Avant la colonisation

Le Barotseland était autrefois un royaume qui englobait des régions aujourd'hui rattachées à d'autres provinces de la Zambie (Nord-Ouest, Centrale et Méridionale), à l'Angola, au-delà de la rivière Cuando, et à la Namibie (bande de Caprivi). Le roi portait le titre de « Mbumu Wa Litunga », qui signifie « Gardien de la terre », et résidait alternativement en plaine, à Lealui et sur les hauteurs, à Limulunga.

À partir de 1823, le Bulozi est envahi par une tribu Sotho chassé de chez elle par le « Mfecane », le mouvement d'expansion de l'empire Zoulou dans l'actuel Natal ; partie de la région de Winburg (Etat libre d'Orange), elle est arrivée dans le Haut-Zambèze après avoir contourné les confins orientaux du Kalahari et séjourné brièvement en divers lieux.
En 1838, Sebitwane, le chef de la tribu, renverse la dynastie précédente et devient lui-même roi sous le titre non plus de Litunga mais de « Morêna ». La langue Sesotho est alors parlée par la classe dirigeante, connue sous le nom de « Makololo », et elle devient donc la langue officielle du royaume dans laquelle s'exprimera d'ailleurs bientôt une partie du peuple Lozi. Au cours de son règne, Sebitwane reçoit David Livingstone et lui demande de créer une mission dans son pays afin d'être protégé de la menace constante que constitue pour le Bulozi le royaume des Ndébélés (ou Matabeles), situé juste au Sud du Zambèze. Sebitwane s'adresse à Livingstone car il doit certainement savoir que l'explorateur-missionnaire est le gendre de Robert Moffat, le chef de la mission congrégationaliste de Kuruman, la capitale des Ndébélés, et qu'il entretient les meilleures relations avec leur roi.

Le roi Lewanika Ier en Europe en 1913.

En 1853, Sekeletu, le successeur du roi Sebitwane, réitère la demande de missionnaires à Livingstone qui, de retour à Londres, persuade la Société Missionnaire de Londres d'envoyer des missionnaires au Bulozi. Une équipe de missionnaires arrive en 1859, mais les missionnaires, Helmore et Price, accompagnés de leur femmes et de leurs enfants, sont mal accueillis par Sekeletu qui pensait voir arriver Livingstone en personne. Le groupe est bientôt victime de maladie, ou d'un empoisonnement, et Price, le seul survivant, réussit à rejoindre Kuruman.

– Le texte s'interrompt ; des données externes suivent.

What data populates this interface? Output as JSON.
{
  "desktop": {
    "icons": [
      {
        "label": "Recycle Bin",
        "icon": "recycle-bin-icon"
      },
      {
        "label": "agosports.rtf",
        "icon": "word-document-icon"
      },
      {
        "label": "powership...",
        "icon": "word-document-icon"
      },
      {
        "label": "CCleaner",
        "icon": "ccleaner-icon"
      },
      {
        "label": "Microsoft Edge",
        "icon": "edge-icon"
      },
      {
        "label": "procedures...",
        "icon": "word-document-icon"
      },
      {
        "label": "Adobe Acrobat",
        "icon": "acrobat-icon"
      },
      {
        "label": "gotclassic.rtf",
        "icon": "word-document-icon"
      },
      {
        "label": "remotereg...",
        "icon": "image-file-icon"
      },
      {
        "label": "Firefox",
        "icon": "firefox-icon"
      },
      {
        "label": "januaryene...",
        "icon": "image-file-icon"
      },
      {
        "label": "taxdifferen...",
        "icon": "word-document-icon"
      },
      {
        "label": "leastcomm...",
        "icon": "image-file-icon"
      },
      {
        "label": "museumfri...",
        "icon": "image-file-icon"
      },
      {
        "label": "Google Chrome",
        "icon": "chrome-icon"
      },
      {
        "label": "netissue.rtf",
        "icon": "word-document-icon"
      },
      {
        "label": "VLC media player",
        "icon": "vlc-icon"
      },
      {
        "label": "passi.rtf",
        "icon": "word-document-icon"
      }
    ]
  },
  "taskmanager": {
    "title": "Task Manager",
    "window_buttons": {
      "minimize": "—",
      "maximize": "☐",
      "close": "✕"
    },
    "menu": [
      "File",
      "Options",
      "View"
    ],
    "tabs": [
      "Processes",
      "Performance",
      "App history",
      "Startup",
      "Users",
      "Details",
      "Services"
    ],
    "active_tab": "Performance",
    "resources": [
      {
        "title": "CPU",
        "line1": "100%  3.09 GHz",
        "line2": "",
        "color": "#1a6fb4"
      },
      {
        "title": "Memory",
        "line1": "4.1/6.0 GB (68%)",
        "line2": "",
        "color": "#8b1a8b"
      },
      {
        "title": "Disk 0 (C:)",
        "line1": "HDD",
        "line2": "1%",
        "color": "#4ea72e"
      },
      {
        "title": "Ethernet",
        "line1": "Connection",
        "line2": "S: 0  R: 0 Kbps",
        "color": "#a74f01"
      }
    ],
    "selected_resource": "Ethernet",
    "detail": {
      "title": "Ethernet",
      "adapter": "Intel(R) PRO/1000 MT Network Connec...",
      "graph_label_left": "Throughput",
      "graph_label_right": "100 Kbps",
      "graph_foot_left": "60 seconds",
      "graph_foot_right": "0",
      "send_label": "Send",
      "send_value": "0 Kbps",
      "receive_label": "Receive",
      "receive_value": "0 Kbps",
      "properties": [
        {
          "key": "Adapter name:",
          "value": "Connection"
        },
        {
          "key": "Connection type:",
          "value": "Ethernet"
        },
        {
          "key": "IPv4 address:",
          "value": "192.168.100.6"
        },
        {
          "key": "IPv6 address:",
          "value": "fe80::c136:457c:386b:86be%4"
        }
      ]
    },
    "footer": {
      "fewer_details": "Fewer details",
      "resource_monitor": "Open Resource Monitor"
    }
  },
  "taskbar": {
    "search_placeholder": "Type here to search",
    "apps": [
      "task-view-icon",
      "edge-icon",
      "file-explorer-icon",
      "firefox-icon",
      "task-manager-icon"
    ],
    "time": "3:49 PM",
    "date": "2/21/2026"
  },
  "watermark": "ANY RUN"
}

En , à la suite d'une révolte des Lozi, leur chef, Sipopa Lutangu, prend le pouvoir et rétablit la dynastie Litunga, mais il ne change cependant pas de politique. Le Sesotho reste la langue officielle du pays et il maintient la demande de missionnaires pour se préserver des Ndébélés.
À partir de 1884, en raison de rivalités entre chefs, le pays va connaitre quelques années de guerre civile. Le roi Lubosi I, qui règne depuis 1878, est renversé par Akufuna auquel succède Sikufele qui autorise le missionnaire français François Coillard à fonder une station missionnaire à Sefula.

En 1885, Lubosi I revient d'Angola, où il avait préparé son retour, et mène une sanglante répression contre les usurpateurs. Il reprend le pouvoir sous le nom de Lewanika I cette fois et il mène une politique qui sera encore une fois la même que celle de ses prédécesseurs en faveur des missionnaires pour se protéger du puissant voisin Ndébélé, et de recherche d'une protection de la Couronne britannique. Il doit aussi affronter l'expansionnisme des européens dans leur recherche de concessions minières et d'une tutelle sur le pays.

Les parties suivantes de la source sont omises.